03/28/2022 Washington D.C. (International Christian Concern) – She was wrapped in the elegance of an era gone by. A refugee of the Mexican War, her English was nonexistent, but her stature spoke of kindness. Within her arms was an overflowing food basket, which she laid down before the door. My eyes caught her ghostly frame as she drifted away, the food at the door filling an otherwise completely empty home. How did she know? Who told her?
Years later, another food basket and refugee. This time the feet of a curly head child tiptoe around a wheelbarrow that her parents are filling with eggs, pasta, rice, and lentils. They begin arguing with another family, worried that there is not enough for everyone. The child’s head turns towards me, her fingers deformed by violence making their way to her mouth as she shyly looks away again.
Our morning shopping excursion for the food packages was precipitated a few days earlier by a visit to a mass grave where 3,000 Christians, this little girl’s ancestors, were killed because of their faith. During that visit, my feet were surrounded by adult femurs and jaw bones, as only the children were given the decency of a burial. For the Christians who received ICC’s food packages, this mass grave created 75 years earlier was a warning of the genocide that they themselves would experience. The inquiries of these Christians are slightly different. Where were you? Why did it take you so long to find us?

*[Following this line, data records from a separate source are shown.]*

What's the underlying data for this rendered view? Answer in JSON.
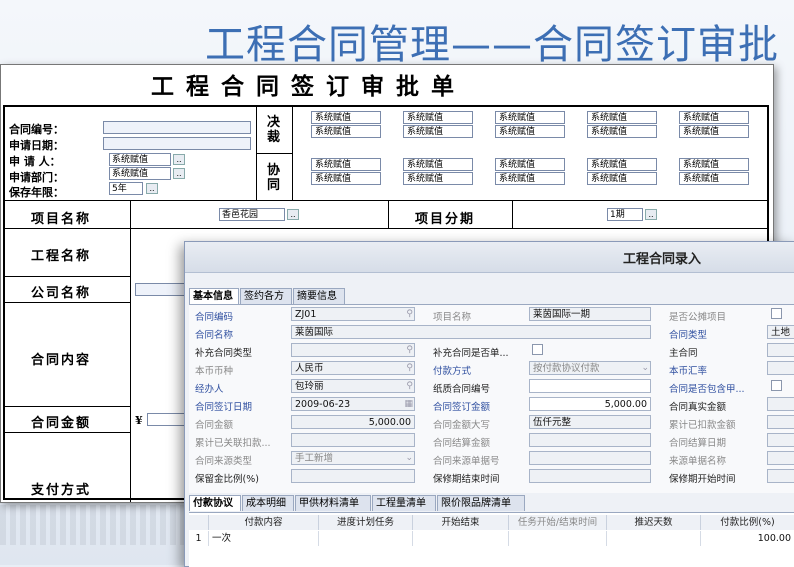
{
  "slide": {
    "title": "工程合同管理——合同签订审批"
  },
  "form": {
    "title": "工程合同签订审批单",
    "labels": {
      "contract_no": "合同编号：",
      "apply_date": "申请日期：",
      "applicant": "申 请 人：",
      "department": "申请部门：",
      "retention": "保存年限："
    },
    "applicant_value": "系统赋值",
    "department_value": "系统赋值",
    "retention_value": "5年",
    "decide_label": "决裁",
    "cosign_label": "协同",
    "sys_value": "系统赋值",
    "project_name_label": "项目名称",
    "project_name_value": "香邑花园",
    "project_stage_label": "项目分期",
    "project_stage_value": "1期",
    "engineering_name_label": "工程名称",
    "company_name_label": "公司名称",
    "contract_content_label": "合同内容",
    "contract_amount_label": "合同金额",
    "currency_symbol": "¥",
    "payment_method_label": "支付方式"
  },
  "dialog": {
    "title": "工程合同录入",
    "tabs": [
      "基本信息",
      "签约各方",
      "摘要信息"
    ],
    "fields": {
      "contract_code_label": "合同编码",
      "contract_code_value": "ZJ01",
      "project_name_label": "项目名称",
      "project_name_value": "莱茵国际一期",
      "shared_project_label": "是否公摊项目",
      "contract_name_label": "合同名称",
      "contract_name_value": "莱茵国际",
      "contract_type_label": "合同类型",
      "contract_type_value": "土地",
      "supp_type_label": "补充合同类型",
      "is_supp_label": "补充合同是否单...",
      "main_contract_label": "主合同",
      "currency_label": "本币币种",
      "currency_value": "人民币",
      "pay_method_label": "付款方式",
      "pay_method_value": "按付款协议付款",
      "exchange_rate_label": "本币汇率",
      "handler_label": "经办人",
      "handler_value": "包玲丽",
      "paper_no_label": "纸质合同编号",
      "includes_label": "合同是否包含甲...",
      "sign_date_label": "合同签订日期",
      "sign_date_value": "2009-06-23",
      "sign_amount_label": "合同签订金额",
      "sign_amount_value": "5,000.00",
      "real_amount_label": "合同真实金额",
      "contract_amount_label": "合同金额",
      "contract_amount_value": "5,000.00",
      "amount_upper_label": "合同金额大写",
      "amount_upper_value": "伍仟元整",
      "deducted_label": "累计已扣款金额",
      "linked_label": "累计已关联扣款...",
      "settle_amount_label": "合同结算金额",
      "settle_date_label": "合同结算日期",
      "source_type_label": "合同来源类型",
      "source_type_value": "手工新增",
      "source_no_label": "合同来源单据号",
      "source_name_label": "来源单据名称",
      "retention_ratio_label": "保留金比例(%)",
      "warranty_end_label": "保修期结束时间",
      "warranty_start_label": "保修期开始时间"
    },
    "bottom_tabs": [
      "付款协议",
      "成本明细",
      "甲供材料清单",
      "工程量清单",
      "限价限品牌清单"
    ],
    "table": {
      "columns": [
        "",
        "付款内容",
        "进度计划任务",
        "开始结束",
        "任务开始/结束时间",
        "推迟天数",
        "付款比例(%)"
      ],
      "rows": [
        [
          "1",
          "一次",
          "",
          "",
          "",
          "",
          "100.00"
        ]
      ]
    }
  }
}
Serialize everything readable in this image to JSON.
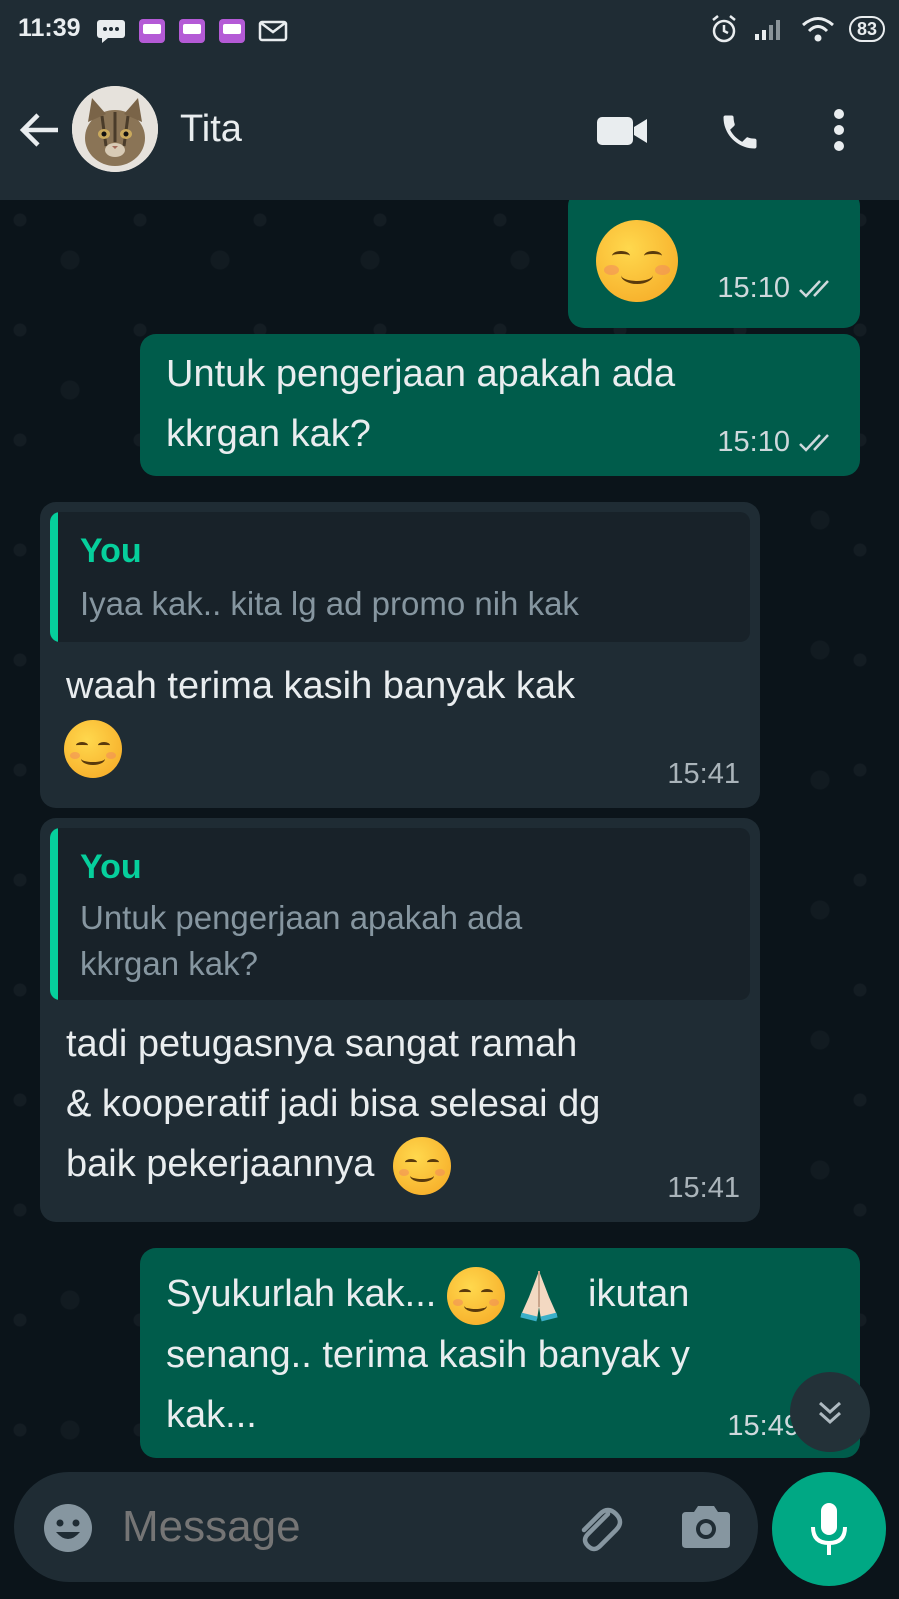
{
  "status_bar": {
    "time": "11:39",
    "battery": "83"
  },
  "header": {
    "contact_name": "Tita"
  },
  "messages": [
    {
      "direction": "outgoing",
      "text": "",
      "time": "15:10",
      "ticks": "read"
    },
    {
      "direction": "outgoing",
      "text_line1": "Untuk pengerjaan apakah ada",
      "text_line2": "kkrgan kak?",
      "time": "15:10",
      "ticks": "read"
    },
    {
      "direction": "incoming",
      "quote_author": "You",
      "quote_text": "Iyaa kak.. kita lg ad promo nih kak",
      "text": "waah terima kasih banyak kak",
      "time": "15:41"
    },
    {
      "direction": "incoming",
      "quote_author": "You",
      "quote_line1": "Untuk pengerjaan apakah ada",
      "quote_line2": "kkrgan kak?",
      "text_line1": "tadi petugasnya sangat ramah",
      "text_line2": "& kooperatif jadi bisa selesai dg",
      "text_line3": "baik pekerjaannya",
      "time": "15:41"
    },
    {
      "direction": "outgoing",
      "text_line1a": "Syukurlah kak...",
      "text_line1b": "ikutan",
      "text_line2": "senang.. terima kasih banyak y",
      "text_line3": "kak...",
      "time": "15:49",
      "ticks": "read"
    }
  ],
  "composer": {
    "placeholder": "Message"
  },
  "colors": {
    "outgoing": "#005c4b",
    "incoming": "#1f2c34",
    "accent": "#00a884",
    "quote_author": "#06cf9c"
  },
  "icons": [
    "back-arrow-icon",
    "video-call-icon",
    "voice-call-icon",
    "more-options-icon",
    "emoji-icon",
    "attach-icon",
    "camera-icon",
    "mic-icon",
    "scroll-down-icon"
  ]
}
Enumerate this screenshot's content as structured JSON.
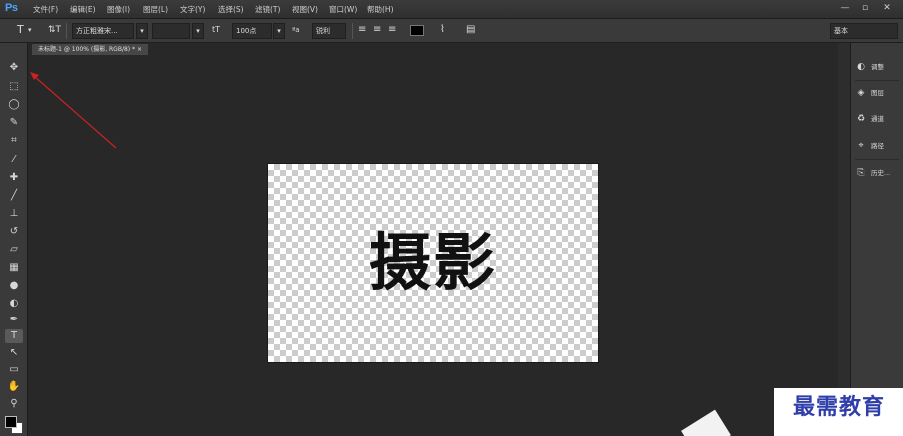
{
  "app": {
    "logo": "Ps"
  },
  "menu": [
    "文件(F)",
    "编辑(E)",
    "图像(I)",
    "图层(L)",
    "文字(Y)",
    "选择(S)",
    "滤镜(T)",
    "视图(V)",
    "窗口(W)",
    "帮助(H)"
  ],
  "window_controls": {
    "minimize": "—",
    "restore": "▫",
    "close": "✕"
  },
  "options": {
    "tool_glyph": "T",
    "orient_glyph": "⇅T",
    "font_family": "方正粗雅宋...",
    "font_size": "100点",
    "aa_mode": "锐利",
    "aa_icon": "ªa",
    "size_icon": "tT",
    "warp_icon": "⌇",
    "panel_icon": "▤",
    "workspace": "基本"
  },
  "document": {
    "tab_label": "未标题-1 @ 100% (摄影, RGB/8) * ×",
    "text": "摄影"
  },
  "tools": [
    {
      "name": "move-tool",
      "glyph": "✥"
    },
    {
      "name": "marquee-tool",
      "glyph": "⬚"
    },
    {
      "name": "lasso-tool",
      "glyph": "◯"
    },
    {
      "name": "quick-select-tool",
      "glyph": "✎"
    },
    {
      "name": "crop-tool",
      "glyph": "⌗"
    },
    {
      "name": "eyedropper-tool",
      "glyph": "⁄"
    },
    {
      "name": "healing-tool",
      "glyph": "✚"
    },
    {
      "name": "brush-tool",
      "glyph": "╱"
    },
    {
      "name": "stamp-tool",
      "glyph": "⊥"
    },
    {
      "name": "history-brush-tool",
      "glyph": "↺"
    },
    {
      "name": "eraser-tool",
      "glyph": "▱"
    },
    {
      "name": "gradient-tool",
      "glyph": "▦"
    },
    {
      "name": "blur-tool",
      "glyph": "●"
    },
    {
      "name": "dodge-tool",
      "glyph": "◐"
    },
    {
      "name": "pen-tool",
      "glyph": "✒"
    },
    {
      "name": "type-tool",
      "glyph": "T"
    },
    {
      "name": "path-select-tool",
      "glyph": "↖"
    },
    {
      "name": "shape-tool",
      "glyph": "▭"
    },
    {
      "name": "hand-tool",
      "glyph": "✋"
    },
    {
      "name": "zoom-tool",
      "glyph": "⚲"
    }
  ],
  "panels": [
    {
      "icon": "◐",
      "label": "调整"
    },
    {
      "icon": "◈",
      "label": "图层"
    },
    {
      "icon": "♻",
      "label": "通道"
    },
    {
      "icon": "⌖",
      "label": "路径"
    },
    {
      "icon": "⎘",
      "label": "历史..."
    }
  ],
  "watermark": "最需教育",
  "colors": {
    "accent_blue": "#4aa3ff",
    "watermark_blue": "#2f3ea8",
    "annotation_arrow": "#cc2222"
  }
}
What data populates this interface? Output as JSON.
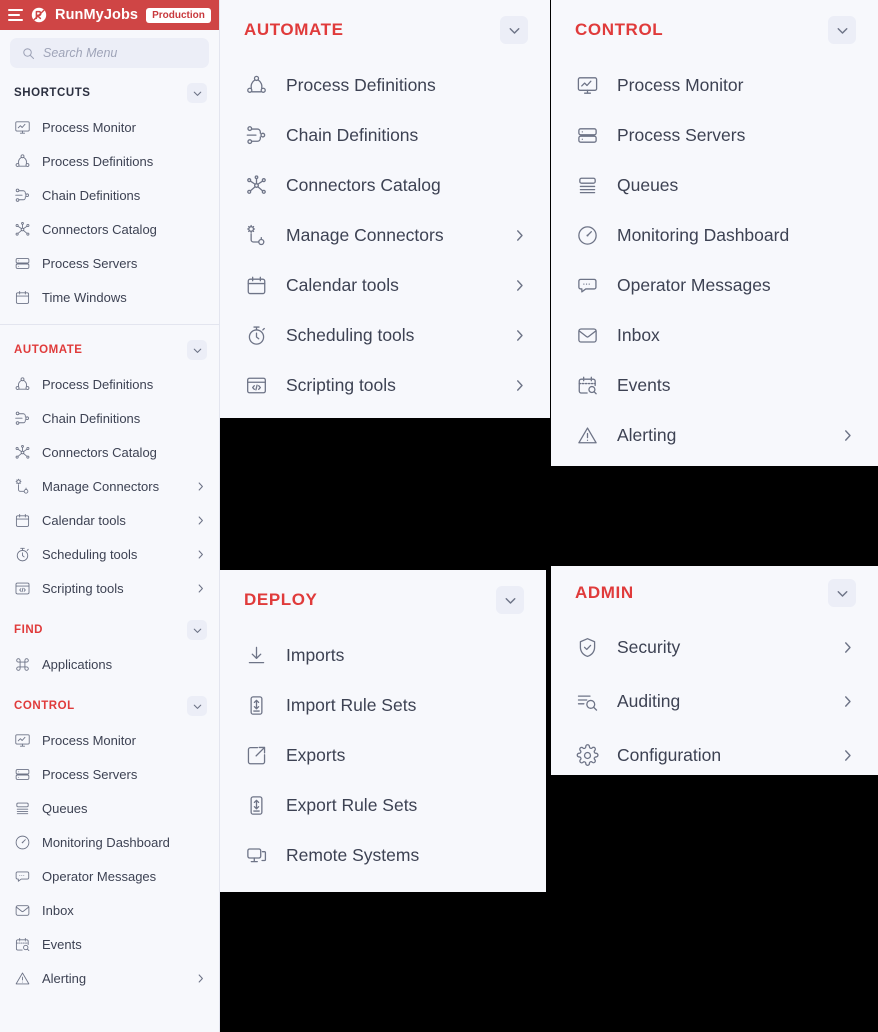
{
  "header": {
    "menu_icon": "hamburger-icon",
    "logo_icon": "runmyjobs-logo-icon",
    "brand": "RunMyJobs",
    "environment_badge": "Production",
    "bg_color": "#cf4545"
  },
  "search": {
    "icon": "search-icon",
    "value": "",
    "placeholder": "Search Menu"
  },
  "accent_color": "#e03b3b",
  "sidebar": {
    "sections": [
      {
        "title": "SHORTCUTS",
        "title_style": "dark",
        "collapse_icon": "chevron-down-icon",
        "items": [
          {
            "label": "Process Monitor",
            "icon": "monitor-icon",
            "has_submenu": false
          },
          {
            "label": "Process Definitions",
            "icon": "process-definitions-icon",
            "has_submenu": false
          },
          {
            "label": "Chain Definitions",
            "icon": "chain-definitions-icon",
            "has_submenu": false
          },
          {
            "label": "Connectors Catalog",
            "icon": "connectors-catalog-icon",
            "has_submenu": false
          },
          {
            "label": "Process Servers",
            "icon": "server-icon",
            "has_submenu": false
          },
          {
            "label": "Time Windows",
            "icon": "calendar-icon",
            "has_submenu": false
          }
        ]
      },
      {
        "title": "AUTOMATE",
        "title_style": "red",
        "collapse_icon": "chevron-down-icon",
        "items": [
          {
            "label": "Process Definitions",
            "icon": "process-definitions-icon",
            "has_submenu": false
          },
          {
            "label": "Chain Definitions",
            "icon": "chain-definitions-icon",
            "has_submenu": false
          },
          {
            "label": "Connectors Catalog",
            "icon": "connectors-catalog-icon",
            "has_submenu": false
          },
          {
            "label": "Manage Connectors",
            "icon": "manage-connectors-icon",
            "has_submenu": true
          },
          {
            "label": "Calendar tools",
            "icon": "calendar-icon",
            "has_submenu": true
          },
          {
            "label": "Scheduling tools",
            "icon": "stopwatch-icon",
            "has_submenu": true
          },
          {
            "label": "Scripting tools",
            "icon": "code-window-icon",
            "has_submenu": true
          }
        ]
      },
      {
        "title": "FIND",
        "title_style": "red",
        "collapse_icon": "chevron-down-icon",
        "items": [
          {
            "label": "Applications",
            "icon": "applications-icon",
            "has_submenu": false
          }
        ]
      },
      {
        "title": "CONTROL",
        "title_style": "red",
        "collapse_icon": "chevron-down-icon",
        "items": [
          {
            "label": "Process Monitor",
            "icon": "monitor-icon",
            "has_submenu": false
          },
          {
            "label": "Process Servers",
            "icon": "server-icon",
            "has_submenu": false
          },
          {
            "label": "Queues",
            "icon": "queues-icon",
            "has_submenu": false
          },
          {
            "label": "Monitoring Dashboard",
            "icon": "gauge-icon",
            "has_submenu": false
          },
          {
            "label": "Operator Messages",
            "icon": "message-icon",
            "has_submenu": false
          },
          {
            "label": "Inbox",
            "icon": "inbox-icon",
            "has_submenu": false
          },
          {
            "label": "Events",
            "icon": "events-icon",
            "has_submenu": false
          },
          {
            "label": "Alerting",
            "icon": "warning-icon",
            "has_submenu": true
          }
        ]
      }
    ]
  },
  "panels": [
    {
      "id": "automate",
      "title": "AUTOMATE",
      "collapse_icon": "chevron-down-icon",
      "items": [
        {
          "label": "Process Definitions",
          "icon": "process-definitions-icon",
          "has_submenu": false
        },
        {
          "label": "Chain Definitions",
          "icon": "chain-definitions-icon",
          "has_submenu": false
        },
        {
          "label": "Connectors Catalog",
          "icon": "connectors-catalog-icon",
          "has_submenu": false
        },
        {
          "label": "Manage Connectors",
          "icon": "manage-connectors-icon",
          "has_submenu": true
        },
        {
          "label": "Calendar tools",
          "icon": "calendar-icon",
          "has_submenu": true
        },
        {
          "label": "Scheduling tools",
          "icon": "stopwatch-icon",
          "has_submenu": true
        },
        {
          "label": "Scripting tools",
          "icon": "code-window-icon",
          "has_submenu": true
        }
      ]
    },
    {
      "id": "control",
      "title": "CONTROL",
      "collapse_icon": "chevron-down-icon",
      "items": [
        {
          "label": "Process Monitor",
          "icon": "monitor-icon",
          "has_submenu": false
        },
        {
          "label": "Process Servers",
          "icon": "server-icon",
          "has_submenu": false
        },
        {
          "label": "Queues",
          "icon": "queues-icon",
          "has_submenu": false
        },
        {
          "label": "Monitoring Dashboard",
          "icon": "gauge-icon",
          "has_submenu": false
        },
        {
          "label": "Operator Messages",
          "icon": "message-icon",
          "has_submenu": false
        },
        {
          "label": "Inbox",
          "icon": "inbox-icon",
          "has_submenu": false
        },
        {
          "label": "Events",
          "icon": "events-icon",
          "has_submenu": false
        },
        {
          "label": "Alerting",
          "icon": "warning-icon",
          "has_submenu": true
        }
      ]
    },
    {
      "id": "deploy",
      "title": "DEPLOY",
      "collapse_icon": "chevron-down-icon",
      "items": [
        {
          "label": "Imports",
          "icon": "import-icon",
          "has_submenu": false
        },
        {
          "label": "Import Rule Sets",
          "icon": "import-rule-sets-icon",
          "has_submenu": false
        },
        {
          "label": "Exports",
          "icon": "export-icon",
          "has_submenu": false
        },
        {
          "label": "Export Rule Sets",
          "icon": "export-rule-sets-icon",
          "has_submenu": false
        },
        {
          "label": "Remote Systems",
          "icon": "remote-systems-icon",
          "has_submenu": false
        }
      ]
    },
    {
      "id": "admin",
      "title": "ADMIN",
      "collapse_icon": "chevron-down-icon",
      "items": [
        {
          "label": "Security",
          "icon": "shield-check-icon",
          "has_submenu": true
        },
        {
          "label": "Auditing",
          "icon": "auditing-icon",
          "has_submenu": true
        },
        {
          "label": "Configuration",
          "icon": "gear-icon",
          "has_submenu": true
        }
      ]
    }
  ]
}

In my office at ICC, a small shadow box holds what is called a tear. I have had this perfectly round, black obsidian rock for nearly 15 years. According to my own community’s legend, these rocks are the tears of the victims of yet another mass grave. Descendants give them to each other as a reminder framed as an open question: When is enough?
These questions remain unanswered. But every food basket, piece of clothing, medical procedure, livelihood development, or other item brought by ICC also brings good news: nothing is forgotten, hope is not absent, and love still exists. Life is crossed-shaped, but the tomb is now empty, and the newness of life is coming. It may even already be here.